Whatever happened to Denis Villeneuve, the talented Québécois director who, after making such promising early films as Un août 32 sur le terre (1998) and Maelström (2000), seemed to disappear from the face of the earth for nearly a decade? There's mounting evidence to suggest that he was abducted by flying saucers some time in the 2000s and replaced by an alien doppelgänger that takes himself way too seriously. Based on The Double, a 2002 novel by José Saramago which I haven't read, the impostor's latest movie, Enemy (2013), tells the story of a bored history professor (Jake Gyllenhaal) who's tired of screwing his slatternly girlfriend (Mélanie Laurent), and though it never occurs to him that he might feel better if shaved his beard, took Prozac, or redecorated his dingy apartment, I doubt it would do much good as the film's hyperbolically drab settings suggest that his dissatisfaction is indicative of some pervasive social malaise caused by modern life—and is therefore inevitable.

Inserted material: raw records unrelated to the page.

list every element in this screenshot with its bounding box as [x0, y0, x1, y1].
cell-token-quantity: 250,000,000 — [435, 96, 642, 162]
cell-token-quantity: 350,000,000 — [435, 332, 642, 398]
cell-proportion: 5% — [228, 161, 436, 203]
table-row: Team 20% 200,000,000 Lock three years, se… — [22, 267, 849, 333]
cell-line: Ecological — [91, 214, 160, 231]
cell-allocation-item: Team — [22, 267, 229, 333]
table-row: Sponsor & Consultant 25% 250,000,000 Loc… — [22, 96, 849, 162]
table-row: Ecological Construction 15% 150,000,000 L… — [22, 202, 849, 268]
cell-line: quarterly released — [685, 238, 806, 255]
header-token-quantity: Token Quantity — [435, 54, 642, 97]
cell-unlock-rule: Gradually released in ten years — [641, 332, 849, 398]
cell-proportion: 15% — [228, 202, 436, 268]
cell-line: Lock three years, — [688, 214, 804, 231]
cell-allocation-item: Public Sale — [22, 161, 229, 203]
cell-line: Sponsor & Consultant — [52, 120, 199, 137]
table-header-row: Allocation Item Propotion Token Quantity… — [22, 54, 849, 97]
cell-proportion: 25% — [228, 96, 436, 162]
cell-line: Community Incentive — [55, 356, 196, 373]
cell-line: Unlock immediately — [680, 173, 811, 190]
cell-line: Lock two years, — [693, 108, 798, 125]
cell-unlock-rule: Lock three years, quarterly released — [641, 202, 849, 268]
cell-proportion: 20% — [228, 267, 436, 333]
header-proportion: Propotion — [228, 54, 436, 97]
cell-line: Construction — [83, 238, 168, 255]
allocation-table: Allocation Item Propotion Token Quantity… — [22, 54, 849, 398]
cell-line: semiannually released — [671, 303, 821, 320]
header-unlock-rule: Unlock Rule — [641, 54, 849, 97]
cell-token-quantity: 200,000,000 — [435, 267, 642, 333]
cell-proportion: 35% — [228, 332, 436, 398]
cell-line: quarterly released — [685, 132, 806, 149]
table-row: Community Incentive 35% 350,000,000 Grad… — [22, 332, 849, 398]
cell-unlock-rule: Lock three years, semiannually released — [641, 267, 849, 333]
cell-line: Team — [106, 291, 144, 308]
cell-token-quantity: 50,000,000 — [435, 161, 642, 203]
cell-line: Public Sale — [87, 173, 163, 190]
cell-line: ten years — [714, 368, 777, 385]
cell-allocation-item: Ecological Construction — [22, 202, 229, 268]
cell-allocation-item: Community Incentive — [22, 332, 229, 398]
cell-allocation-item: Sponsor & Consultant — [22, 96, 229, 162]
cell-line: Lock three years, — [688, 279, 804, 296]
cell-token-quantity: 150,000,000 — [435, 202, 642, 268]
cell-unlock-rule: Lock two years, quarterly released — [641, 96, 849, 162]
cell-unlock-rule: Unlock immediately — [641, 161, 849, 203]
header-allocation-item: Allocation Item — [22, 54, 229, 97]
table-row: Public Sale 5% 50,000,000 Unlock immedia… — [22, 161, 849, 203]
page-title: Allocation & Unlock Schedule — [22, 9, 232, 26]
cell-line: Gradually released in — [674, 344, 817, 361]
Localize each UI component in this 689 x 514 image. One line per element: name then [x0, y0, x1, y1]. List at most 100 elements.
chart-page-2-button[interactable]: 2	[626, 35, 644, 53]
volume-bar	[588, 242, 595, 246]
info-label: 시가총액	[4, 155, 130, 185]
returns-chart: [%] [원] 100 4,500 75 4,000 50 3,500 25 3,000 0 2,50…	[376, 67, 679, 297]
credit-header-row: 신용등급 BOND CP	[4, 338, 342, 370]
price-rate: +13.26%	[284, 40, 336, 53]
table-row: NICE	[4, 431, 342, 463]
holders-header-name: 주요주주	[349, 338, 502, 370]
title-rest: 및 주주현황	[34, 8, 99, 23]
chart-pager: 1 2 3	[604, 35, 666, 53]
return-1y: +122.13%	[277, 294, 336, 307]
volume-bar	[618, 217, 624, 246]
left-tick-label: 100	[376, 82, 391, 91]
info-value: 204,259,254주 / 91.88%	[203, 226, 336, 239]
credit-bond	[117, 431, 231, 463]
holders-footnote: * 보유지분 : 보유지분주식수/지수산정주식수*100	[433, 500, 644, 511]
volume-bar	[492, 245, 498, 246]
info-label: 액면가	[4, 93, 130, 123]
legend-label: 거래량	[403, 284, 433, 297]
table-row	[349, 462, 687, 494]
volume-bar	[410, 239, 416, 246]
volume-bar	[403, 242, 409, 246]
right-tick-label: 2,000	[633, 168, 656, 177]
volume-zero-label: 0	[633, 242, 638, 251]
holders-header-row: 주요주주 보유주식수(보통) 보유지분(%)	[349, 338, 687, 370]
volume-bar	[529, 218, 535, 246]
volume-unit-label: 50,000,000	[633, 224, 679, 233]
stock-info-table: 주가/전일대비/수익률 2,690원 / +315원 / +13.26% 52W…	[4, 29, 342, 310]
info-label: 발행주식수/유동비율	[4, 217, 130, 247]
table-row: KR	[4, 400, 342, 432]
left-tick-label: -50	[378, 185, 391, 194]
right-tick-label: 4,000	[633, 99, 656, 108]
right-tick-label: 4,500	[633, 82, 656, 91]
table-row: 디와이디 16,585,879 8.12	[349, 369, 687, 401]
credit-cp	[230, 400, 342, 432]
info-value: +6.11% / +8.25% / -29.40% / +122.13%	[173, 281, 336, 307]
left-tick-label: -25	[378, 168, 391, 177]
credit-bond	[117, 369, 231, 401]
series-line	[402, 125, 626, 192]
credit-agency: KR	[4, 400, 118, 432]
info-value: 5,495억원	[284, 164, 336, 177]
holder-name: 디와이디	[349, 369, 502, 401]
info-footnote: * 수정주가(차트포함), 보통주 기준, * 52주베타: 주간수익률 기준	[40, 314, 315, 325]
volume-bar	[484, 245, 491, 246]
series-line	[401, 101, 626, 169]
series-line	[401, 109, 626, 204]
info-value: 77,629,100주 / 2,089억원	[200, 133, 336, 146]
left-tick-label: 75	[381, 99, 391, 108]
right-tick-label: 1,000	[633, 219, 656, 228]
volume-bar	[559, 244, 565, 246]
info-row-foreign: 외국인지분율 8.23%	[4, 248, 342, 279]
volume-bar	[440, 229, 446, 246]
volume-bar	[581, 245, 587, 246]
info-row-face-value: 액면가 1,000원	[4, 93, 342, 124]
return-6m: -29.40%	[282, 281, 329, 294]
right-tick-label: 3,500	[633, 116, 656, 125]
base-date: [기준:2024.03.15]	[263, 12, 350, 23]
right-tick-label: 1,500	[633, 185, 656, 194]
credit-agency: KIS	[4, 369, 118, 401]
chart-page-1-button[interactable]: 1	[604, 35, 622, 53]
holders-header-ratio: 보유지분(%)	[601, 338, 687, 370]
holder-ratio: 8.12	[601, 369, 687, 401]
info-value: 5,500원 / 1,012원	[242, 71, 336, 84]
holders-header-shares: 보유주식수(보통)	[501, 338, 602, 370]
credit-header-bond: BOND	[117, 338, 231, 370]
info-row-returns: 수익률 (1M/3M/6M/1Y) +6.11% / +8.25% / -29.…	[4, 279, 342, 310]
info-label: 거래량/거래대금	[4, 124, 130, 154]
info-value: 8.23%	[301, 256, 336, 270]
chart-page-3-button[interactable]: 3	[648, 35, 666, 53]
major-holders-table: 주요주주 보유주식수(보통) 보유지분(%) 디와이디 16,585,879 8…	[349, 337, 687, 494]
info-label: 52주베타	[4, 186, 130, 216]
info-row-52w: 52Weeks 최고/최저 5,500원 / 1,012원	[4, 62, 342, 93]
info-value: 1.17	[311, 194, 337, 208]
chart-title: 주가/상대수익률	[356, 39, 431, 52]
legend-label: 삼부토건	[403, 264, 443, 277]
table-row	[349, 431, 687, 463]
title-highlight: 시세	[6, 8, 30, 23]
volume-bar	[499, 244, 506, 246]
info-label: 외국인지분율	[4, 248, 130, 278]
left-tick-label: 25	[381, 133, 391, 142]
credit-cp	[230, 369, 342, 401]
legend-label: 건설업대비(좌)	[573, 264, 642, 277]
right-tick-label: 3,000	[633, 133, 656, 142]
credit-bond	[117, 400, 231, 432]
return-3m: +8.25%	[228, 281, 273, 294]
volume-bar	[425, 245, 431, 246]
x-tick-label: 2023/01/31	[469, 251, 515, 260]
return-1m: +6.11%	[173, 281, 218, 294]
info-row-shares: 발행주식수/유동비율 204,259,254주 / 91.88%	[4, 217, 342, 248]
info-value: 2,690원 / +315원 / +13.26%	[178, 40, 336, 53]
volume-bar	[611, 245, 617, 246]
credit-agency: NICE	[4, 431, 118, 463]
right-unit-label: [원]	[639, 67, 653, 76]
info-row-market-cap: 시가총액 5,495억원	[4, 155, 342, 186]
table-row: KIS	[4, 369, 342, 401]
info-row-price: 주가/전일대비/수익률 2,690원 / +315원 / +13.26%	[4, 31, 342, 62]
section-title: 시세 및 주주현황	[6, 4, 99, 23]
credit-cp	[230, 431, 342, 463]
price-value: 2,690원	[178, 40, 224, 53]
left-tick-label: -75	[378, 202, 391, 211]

One evening while watching an inane Canadian movie on his laptop, Gloomy Gus notices an extra who looks just like him and decides to look him up on Google, though what he finds is neither his repressed self (as in Bernardo Bertolucci's Partner [1968]) nor his brother from another culture (as in Orhan Pamuk's The White Castle [1985]), but merely a more upscale version of himself living in an antiseptically tasteful condo that no struggling actor could possibly afford—even if it is in Mississauga—with an angelic blonde (Sarah Gadon) whom he's tired of screwing. It's a situation that has a lot of potential despite its familiarity, but the screenplay by Javier Gullón takes it in a thoroughly unconvincing direction with Gloomy Gus lending his girlfriend to the double for a weekend because the plot requires him to. And as in the films of Christopher Nolan, the silliness of the script is magnified rather than obscured by the sombre art direction which suppresses blues and greens, and the portentous score that sounds like a cello throwing up over and over.

Grouchy
01-05-2015, 11:13 AM
Thank you for reminding me that there's nothing more embarassing than a reviewer who only thinks he's witty all the time.

Dukefrukem
06-10-2020, 01:10 AM
Can someone explain to me what the spider imagery was supposed to represent? It seemed fairly clear cut at first but the final shot really threw me.

I had the same reaction. Has this been explained anywhere?